Colorado State Trial Court Puts Democratic Candidate on Primary Ballot Due to Health Crisis, Despite Incomplete Petition

On April 21, a Colorado state trial court put Michelle Ferrigno Warren on the June 30 Democratic primary ballot for U.S. Senate, even though she needed 10,500 valid signatures and she only had 5,383 valid signatures.

The decision finds that it is customary and rational, in normal times, that petitions receive the most signatures in the weeks just before the deadline.  In a state like Colorado, where the deadline for primary petitions was March 17, that is partly due to weather.  Early petitioning in cold weather periods is less productive, partly because fewer people are outside.
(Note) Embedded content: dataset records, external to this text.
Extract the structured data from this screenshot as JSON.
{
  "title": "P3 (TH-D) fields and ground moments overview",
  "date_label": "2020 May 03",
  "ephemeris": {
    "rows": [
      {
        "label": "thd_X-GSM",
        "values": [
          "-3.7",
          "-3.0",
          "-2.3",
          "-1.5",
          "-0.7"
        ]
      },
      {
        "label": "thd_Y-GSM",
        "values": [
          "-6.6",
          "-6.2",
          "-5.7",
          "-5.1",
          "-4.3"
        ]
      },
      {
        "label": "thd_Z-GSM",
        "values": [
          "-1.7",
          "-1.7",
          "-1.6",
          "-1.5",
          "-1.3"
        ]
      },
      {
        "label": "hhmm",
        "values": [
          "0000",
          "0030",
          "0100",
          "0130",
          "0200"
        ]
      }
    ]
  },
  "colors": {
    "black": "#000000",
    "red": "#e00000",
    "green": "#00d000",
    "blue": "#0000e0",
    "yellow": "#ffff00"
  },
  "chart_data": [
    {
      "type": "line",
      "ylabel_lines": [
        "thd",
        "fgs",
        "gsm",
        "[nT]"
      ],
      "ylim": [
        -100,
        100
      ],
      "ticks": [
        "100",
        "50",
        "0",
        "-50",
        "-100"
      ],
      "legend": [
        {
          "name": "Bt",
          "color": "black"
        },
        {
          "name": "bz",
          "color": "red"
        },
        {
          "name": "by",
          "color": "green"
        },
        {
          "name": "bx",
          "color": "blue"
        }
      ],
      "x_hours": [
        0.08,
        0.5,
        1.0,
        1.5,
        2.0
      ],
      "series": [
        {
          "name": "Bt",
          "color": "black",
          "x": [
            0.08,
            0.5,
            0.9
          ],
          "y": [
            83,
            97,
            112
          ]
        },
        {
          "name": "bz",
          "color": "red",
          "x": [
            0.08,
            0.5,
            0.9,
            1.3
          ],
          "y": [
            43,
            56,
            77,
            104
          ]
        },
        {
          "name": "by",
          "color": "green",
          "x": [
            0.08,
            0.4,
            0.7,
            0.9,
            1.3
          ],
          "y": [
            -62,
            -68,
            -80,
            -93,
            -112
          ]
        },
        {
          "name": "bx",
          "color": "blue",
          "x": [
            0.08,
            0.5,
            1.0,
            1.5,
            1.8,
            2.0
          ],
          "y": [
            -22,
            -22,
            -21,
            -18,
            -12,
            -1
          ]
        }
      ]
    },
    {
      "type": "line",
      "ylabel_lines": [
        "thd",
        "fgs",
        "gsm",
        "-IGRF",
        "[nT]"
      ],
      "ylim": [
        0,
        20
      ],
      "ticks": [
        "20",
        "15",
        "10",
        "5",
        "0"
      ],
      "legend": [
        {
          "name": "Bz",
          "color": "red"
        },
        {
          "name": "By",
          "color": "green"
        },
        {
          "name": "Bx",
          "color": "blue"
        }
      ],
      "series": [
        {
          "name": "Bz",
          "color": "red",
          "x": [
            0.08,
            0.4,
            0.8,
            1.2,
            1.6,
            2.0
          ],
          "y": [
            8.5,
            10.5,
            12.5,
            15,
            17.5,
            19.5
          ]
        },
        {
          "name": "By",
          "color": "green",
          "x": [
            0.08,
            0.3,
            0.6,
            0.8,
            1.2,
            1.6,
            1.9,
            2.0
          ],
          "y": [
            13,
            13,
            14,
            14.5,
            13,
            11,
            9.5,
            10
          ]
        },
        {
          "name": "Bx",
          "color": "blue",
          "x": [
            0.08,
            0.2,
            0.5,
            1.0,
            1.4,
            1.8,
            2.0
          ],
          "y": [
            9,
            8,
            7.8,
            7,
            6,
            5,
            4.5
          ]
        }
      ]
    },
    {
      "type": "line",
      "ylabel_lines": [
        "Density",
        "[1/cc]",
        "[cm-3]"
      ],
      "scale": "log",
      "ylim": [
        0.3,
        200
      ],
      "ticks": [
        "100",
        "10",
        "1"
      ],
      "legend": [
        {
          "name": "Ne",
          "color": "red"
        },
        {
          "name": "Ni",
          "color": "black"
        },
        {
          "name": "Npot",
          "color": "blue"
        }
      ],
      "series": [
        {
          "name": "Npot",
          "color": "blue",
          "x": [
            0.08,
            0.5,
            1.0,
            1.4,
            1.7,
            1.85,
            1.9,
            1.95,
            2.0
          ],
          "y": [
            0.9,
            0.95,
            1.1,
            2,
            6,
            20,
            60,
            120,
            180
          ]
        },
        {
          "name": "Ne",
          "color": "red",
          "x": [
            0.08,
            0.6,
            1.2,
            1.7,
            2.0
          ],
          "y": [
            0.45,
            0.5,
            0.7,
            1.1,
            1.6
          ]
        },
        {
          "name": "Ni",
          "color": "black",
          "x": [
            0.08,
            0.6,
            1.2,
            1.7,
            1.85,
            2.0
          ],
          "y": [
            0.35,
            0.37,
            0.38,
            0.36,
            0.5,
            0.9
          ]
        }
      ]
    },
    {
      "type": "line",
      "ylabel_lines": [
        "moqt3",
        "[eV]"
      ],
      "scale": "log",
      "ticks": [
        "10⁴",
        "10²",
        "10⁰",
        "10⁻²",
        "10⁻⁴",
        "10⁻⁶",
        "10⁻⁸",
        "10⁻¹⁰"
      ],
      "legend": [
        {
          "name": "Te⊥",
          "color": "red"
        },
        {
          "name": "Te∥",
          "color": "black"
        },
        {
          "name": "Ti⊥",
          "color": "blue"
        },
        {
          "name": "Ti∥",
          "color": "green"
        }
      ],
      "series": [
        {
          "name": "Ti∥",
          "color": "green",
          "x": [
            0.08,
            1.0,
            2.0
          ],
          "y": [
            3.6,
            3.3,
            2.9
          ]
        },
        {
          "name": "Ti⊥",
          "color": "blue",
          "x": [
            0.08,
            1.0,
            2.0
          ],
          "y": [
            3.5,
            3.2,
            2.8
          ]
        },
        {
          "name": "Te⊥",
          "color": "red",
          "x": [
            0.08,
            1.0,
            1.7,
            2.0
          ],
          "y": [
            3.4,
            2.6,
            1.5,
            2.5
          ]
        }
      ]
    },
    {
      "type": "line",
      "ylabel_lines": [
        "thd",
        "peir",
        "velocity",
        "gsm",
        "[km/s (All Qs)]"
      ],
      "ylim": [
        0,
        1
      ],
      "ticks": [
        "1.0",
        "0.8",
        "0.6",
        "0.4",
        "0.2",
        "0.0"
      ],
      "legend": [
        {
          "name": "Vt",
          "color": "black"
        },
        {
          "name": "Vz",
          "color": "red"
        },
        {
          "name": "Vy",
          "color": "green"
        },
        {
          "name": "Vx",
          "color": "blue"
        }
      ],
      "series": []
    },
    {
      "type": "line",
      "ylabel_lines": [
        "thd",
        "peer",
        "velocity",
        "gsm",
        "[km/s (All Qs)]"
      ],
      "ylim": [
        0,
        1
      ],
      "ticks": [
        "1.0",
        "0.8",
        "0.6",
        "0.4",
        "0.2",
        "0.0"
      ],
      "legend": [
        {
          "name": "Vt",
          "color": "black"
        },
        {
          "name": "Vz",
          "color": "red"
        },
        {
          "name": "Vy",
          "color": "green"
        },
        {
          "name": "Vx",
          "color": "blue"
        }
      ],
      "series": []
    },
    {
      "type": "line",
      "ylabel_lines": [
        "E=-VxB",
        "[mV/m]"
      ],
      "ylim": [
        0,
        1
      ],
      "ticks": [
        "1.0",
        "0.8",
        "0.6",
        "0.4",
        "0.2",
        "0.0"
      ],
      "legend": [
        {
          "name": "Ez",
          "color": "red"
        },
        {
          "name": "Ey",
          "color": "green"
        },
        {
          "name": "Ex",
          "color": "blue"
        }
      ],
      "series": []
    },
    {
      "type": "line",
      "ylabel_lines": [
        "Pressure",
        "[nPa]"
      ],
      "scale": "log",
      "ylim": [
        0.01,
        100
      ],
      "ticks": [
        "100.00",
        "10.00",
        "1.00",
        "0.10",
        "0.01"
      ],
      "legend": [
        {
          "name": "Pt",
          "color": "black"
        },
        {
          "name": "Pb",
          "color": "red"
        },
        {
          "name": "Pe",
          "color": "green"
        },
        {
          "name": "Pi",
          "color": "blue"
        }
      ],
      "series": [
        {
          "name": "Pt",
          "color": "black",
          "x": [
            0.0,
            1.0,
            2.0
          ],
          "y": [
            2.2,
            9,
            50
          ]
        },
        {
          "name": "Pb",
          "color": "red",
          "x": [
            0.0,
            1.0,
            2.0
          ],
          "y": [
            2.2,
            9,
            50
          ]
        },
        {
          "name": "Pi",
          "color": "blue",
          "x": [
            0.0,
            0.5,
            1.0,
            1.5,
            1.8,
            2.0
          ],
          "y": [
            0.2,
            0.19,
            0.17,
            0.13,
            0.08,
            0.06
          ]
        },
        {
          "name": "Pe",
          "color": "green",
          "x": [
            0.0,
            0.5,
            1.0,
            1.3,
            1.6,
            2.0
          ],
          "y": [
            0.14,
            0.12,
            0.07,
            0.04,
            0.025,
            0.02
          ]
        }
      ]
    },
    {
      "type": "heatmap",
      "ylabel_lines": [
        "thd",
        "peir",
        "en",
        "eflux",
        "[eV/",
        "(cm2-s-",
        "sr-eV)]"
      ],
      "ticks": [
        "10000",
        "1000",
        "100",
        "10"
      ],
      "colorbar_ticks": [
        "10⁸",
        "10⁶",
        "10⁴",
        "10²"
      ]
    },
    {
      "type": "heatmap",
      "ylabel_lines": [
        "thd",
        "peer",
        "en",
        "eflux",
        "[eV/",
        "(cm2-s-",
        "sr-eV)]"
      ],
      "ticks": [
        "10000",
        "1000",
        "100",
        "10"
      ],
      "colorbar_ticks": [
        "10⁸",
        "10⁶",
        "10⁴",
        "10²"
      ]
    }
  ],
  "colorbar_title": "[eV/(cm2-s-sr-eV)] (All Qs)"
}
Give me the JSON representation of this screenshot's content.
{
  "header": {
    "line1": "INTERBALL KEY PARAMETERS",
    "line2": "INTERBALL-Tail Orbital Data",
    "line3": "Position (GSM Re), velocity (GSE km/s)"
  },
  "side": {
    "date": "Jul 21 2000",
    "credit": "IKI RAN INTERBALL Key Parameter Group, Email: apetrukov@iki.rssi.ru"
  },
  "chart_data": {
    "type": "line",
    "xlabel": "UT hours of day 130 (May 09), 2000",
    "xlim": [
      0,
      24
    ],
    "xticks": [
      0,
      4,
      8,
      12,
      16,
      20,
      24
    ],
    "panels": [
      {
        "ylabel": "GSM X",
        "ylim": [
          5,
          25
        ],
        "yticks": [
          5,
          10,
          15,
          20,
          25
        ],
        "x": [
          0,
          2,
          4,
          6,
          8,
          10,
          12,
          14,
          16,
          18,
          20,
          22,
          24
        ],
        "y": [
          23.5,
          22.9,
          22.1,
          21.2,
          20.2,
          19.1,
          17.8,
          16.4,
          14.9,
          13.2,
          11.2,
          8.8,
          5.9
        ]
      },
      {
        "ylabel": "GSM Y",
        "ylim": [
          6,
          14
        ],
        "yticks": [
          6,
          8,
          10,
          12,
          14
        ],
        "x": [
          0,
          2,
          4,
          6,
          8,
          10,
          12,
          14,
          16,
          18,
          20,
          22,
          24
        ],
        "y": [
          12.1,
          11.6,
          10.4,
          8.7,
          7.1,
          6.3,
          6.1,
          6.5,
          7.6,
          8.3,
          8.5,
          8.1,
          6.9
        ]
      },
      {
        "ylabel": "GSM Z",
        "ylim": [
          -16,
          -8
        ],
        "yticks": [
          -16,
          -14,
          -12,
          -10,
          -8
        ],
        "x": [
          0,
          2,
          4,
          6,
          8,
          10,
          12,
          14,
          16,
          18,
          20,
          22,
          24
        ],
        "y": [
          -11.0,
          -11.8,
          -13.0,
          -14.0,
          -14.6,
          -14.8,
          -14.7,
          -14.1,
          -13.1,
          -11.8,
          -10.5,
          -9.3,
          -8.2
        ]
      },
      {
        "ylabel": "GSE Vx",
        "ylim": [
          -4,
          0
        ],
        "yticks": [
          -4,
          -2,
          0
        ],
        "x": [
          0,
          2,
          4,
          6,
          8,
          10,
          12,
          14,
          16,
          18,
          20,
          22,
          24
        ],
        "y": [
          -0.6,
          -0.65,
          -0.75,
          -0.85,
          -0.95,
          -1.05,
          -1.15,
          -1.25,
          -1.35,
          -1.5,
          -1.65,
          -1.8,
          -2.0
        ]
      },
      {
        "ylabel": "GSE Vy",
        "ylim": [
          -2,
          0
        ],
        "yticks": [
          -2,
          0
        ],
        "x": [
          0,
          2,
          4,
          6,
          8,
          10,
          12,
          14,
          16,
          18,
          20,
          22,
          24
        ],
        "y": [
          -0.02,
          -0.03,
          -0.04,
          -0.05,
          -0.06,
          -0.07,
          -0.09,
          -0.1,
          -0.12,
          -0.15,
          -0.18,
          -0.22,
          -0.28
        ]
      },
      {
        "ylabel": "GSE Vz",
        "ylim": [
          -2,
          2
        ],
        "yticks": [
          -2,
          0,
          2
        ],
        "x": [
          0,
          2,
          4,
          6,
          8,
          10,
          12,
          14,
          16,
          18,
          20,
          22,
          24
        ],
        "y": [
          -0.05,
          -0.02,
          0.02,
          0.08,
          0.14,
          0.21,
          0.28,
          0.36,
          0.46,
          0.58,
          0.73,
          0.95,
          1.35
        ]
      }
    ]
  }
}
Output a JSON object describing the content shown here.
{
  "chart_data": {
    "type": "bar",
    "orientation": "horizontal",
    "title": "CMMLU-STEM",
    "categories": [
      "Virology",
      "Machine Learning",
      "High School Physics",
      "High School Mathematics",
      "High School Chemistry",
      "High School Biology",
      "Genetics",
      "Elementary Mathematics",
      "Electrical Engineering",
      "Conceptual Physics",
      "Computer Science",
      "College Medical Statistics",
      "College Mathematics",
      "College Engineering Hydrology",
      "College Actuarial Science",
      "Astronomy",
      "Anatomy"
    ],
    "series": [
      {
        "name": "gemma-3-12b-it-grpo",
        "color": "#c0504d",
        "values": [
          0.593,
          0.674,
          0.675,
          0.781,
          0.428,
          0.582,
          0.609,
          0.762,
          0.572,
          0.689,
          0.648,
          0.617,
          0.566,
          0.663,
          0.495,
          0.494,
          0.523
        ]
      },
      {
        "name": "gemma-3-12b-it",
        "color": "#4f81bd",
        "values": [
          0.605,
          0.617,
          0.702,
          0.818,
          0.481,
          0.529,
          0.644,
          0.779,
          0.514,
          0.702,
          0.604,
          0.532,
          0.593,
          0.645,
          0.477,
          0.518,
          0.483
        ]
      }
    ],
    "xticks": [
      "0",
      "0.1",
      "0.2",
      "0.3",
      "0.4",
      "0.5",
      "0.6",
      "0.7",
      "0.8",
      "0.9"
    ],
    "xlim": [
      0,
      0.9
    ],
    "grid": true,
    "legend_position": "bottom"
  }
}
In this case, the court found that it was almost impossible to hire paid circulators early in the year, because so many of them were working for very high payment for various presidential primary candidates around the nation.  Mike Bloomberg’s campaign in some instances was paying $20 per signature, because Bloomberg started so late that his petitions were rush jobs.

Here is the 28-page decision in Warren v Griswold, 20cv-31077.  It says, “The Court is mindful that it is reading and interpreting the Election Code and Colorado Supreme Court precedent in a nearly empty courthouse while a global pandemic is unfolding outside its windows…strict adherence to the signature requirement for primary petitions must yield to this unprecedented public health emergency.

Also, “signature collection is a ‘very personal activity’ …In the best of times, engaging strangers in public, holding their attention, and acquiring their signatures on a petition is challenging.”

Arizona Initiative Proponents Ask Ninth Circuit to Reverse U.S. District Court on Electronic Signatures

On April 21, the proponents of two Arizona statewide initiatives filed an appeal in Arizonans for Fair Elections v Hobbs, the case over whether Arizona should permit initiative campaigns to gather electronic signatures.  U.S. District Court Judge Dominic Lanza, a Trump appointee, had rejected their case.

Arizona permits electronic signatures for candidate petitions, but not independent presidential petitions and not petitions to qualify a party.

Law Journal Article Compares Presidential Electors with Jurors

Law Professor Jeffrey Abramson has this interesting article in Emory Law Journal, comparing presidential electors to jurors.  He notes that jurors are asked to pledge that they will follow the judge’s instructions as to the relevant law.  But if jurors return a verdict that contradicts the judge’s understanding of the law, we do not punish the jurors.

The article talks about a time long ago in England when jurors were punished by a lower court judge, but then a higher English court reversed their convictions.

The article could have been better if, when it talked about Ray v Blair, a 1952 U.S. Supreme Court opinion about presidential electors, it explained that the case involved a pledge before a candidate could get on the Alabama Democratic primary ballot.  Back then the Alabama Democratic Party chose its presidential elector candidates in a primary.  No state currently does that.  The article probably will lead most readers to assume Alabama had a pledge for actual presidential electors, not just candidates for presidential elector from one particular party.

Also the article says that all 39 electoral votes received by Strom Thurmond in 1948 were from electors who violated their pledge.  Actually Strom Thurmond won the popular vote in the states that produced those presidential electors.  He got more popular votes than Harry Truman in South Carolina, Louisiana, and Mississippi.  And in Alabama, Truman wasn’t even on the ballot, so obviously Thurmond won.  Thanks to Rick Hasen for the link.